La sociedad líquida descarta y sustituye permanentemente no solo los objetos del consumo, sino también las verdades, que cada vez son menos fiables. Lo fugaz se expresa en la transitoriedad de lo bueno, que mañana es malo y viceversa en función de los intereses; lo que es verdad hoy mañana es mentira y viceversa, todo se orienta según el interés de los que ostentan el poder. A igual que la verdad, la memoria es fugaz; la sociedad comienza a padecer alzhéimer y anda a los tropiezos con su ceguera moral.
Las tres brujas del primer acto de la tragedia de Macbeth dicen que «lo hermoso es feo y lo feo es hermoso. Revoloteemos por entre la niebla y el aire impuro», anunciando así un destino de desconcierto moral, al incitar el deseo del trono que culminará con el magnicidio.
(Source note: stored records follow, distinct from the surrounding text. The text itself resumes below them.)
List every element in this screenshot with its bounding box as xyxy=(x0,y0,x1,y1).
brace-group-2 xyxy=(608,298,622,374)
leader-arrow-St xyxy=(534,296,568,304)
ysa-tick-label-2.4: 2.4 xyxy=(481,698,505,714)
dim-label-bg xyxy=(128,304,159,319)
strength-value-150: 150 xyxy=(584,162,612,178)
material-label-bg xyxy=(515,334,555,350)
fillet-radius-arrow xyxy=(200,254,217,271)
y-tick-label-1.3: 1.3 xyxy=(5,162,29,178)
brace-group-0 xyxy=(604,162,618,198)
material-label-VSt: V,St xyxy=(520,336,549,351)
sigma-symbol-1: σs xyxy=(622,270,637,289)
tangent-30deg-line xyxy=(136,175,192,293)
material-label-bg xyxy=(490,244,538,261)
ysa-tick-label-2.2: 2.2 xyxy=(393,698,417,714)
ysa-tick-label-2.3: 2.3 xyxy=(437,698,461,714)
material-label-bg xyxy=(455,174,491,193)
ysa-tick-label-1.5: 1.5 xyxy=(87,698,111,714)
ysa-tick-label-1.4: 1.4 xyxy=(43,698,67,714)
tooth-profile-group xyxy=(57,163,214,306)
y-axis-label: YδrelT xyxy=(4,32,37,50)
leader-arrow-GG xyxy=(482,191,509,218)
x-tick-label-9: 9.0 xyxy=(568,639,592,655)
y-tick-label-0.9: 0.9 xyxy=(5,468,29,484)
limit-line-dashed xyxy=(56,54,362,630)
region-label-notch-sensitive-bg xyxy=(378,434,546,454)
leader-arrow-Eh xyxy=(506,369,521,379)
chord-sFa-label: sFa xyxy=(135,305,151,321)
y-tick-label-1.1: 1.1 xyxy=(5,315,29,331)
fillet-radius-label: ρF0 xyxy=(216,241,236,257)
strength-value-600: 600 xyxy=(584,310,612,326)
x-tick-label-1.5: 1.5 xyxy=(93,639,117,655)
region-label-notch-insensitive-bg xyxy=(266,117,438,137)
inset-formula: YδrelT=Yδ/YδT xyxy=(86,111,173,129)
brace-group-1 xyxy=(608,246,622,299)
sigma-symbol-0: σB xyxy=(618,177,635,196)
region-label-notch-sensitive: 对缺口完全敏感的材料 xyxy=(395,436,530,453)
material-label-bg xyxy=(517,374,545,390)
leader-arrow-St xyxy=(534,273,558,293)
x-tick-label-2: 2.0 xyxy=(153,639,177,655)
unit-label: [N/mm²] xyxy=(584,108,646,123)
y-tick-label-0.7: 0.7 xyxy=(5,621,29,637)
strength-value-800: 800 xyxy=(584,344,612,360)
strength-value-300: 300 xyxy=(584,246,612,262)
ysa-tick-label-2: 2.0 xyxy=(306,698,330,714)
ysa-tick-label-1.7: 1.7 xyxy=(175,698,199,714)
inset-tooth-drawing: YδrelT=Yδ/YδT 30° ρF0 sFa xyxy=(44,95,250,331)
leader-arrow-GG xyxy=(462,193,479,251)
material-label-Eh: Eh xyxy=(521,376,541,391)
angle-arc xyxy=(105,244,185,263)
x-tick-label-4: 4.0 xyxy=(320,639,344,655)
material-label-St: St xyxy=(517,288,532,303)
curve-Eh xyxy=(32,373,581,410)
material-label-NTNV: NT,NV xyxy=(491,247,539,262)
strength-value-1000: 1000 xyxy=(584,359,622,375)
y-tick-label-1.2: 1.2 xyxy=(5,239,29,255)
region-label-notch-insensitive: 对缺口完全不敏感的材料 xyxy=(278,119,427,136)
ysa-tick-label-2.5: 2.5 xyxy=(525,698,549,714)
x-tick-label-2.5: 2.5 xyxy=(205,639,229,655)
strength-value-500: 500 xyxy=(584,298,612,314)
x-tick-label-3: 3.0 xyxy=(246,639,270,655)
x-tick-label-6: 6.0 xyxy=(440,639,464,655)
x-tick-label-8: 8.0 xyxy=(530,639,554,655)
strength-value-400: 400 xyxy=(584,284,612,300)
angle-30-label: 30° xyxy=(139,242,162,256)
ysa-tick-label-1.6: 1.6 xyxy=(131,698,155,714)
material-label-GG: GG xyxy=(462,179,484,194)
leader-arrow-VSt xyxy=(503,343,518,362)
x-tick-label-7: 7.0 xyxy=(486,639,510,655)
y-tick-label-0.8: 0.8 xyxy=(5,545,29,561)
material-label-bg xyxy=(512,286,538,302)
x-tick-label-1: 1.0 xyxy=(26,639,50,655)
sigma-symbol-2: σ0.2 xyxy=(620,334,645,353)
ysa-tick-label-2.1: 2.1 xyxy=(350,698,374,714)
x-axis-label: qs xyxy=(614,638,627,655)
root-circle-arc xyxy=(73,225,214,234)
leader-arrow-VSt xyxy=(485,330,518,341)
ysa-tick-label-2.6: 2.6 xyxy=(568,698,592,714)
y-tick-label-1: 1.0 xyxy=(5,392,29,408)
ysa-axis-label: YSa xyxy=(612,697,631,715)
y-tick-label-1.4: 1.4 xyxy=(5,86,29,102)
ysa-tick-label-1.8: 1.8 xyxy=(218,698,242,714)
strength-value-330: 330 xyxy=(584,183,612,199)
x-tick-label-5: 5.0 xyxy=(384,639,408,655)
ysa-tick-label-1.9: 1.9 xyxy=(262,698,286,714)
Ahora estamos inmersos en la misma niebla que no permite percibir al otro como merecedor de los mismos derechos que el yo; porque se ha eclipsado la percepción del congénere, en la medida en que el consumidor narcisista prioriza los bienes de consumo, característica esencial de la sociedad capitalista, que deja a un lado la actitud solidaria y la importancia de compartir.
Dice Baumann: «Una actitud consumista puede lubricar las ruedas de la economía, pero lanza arena a los engranajes de la moralidad».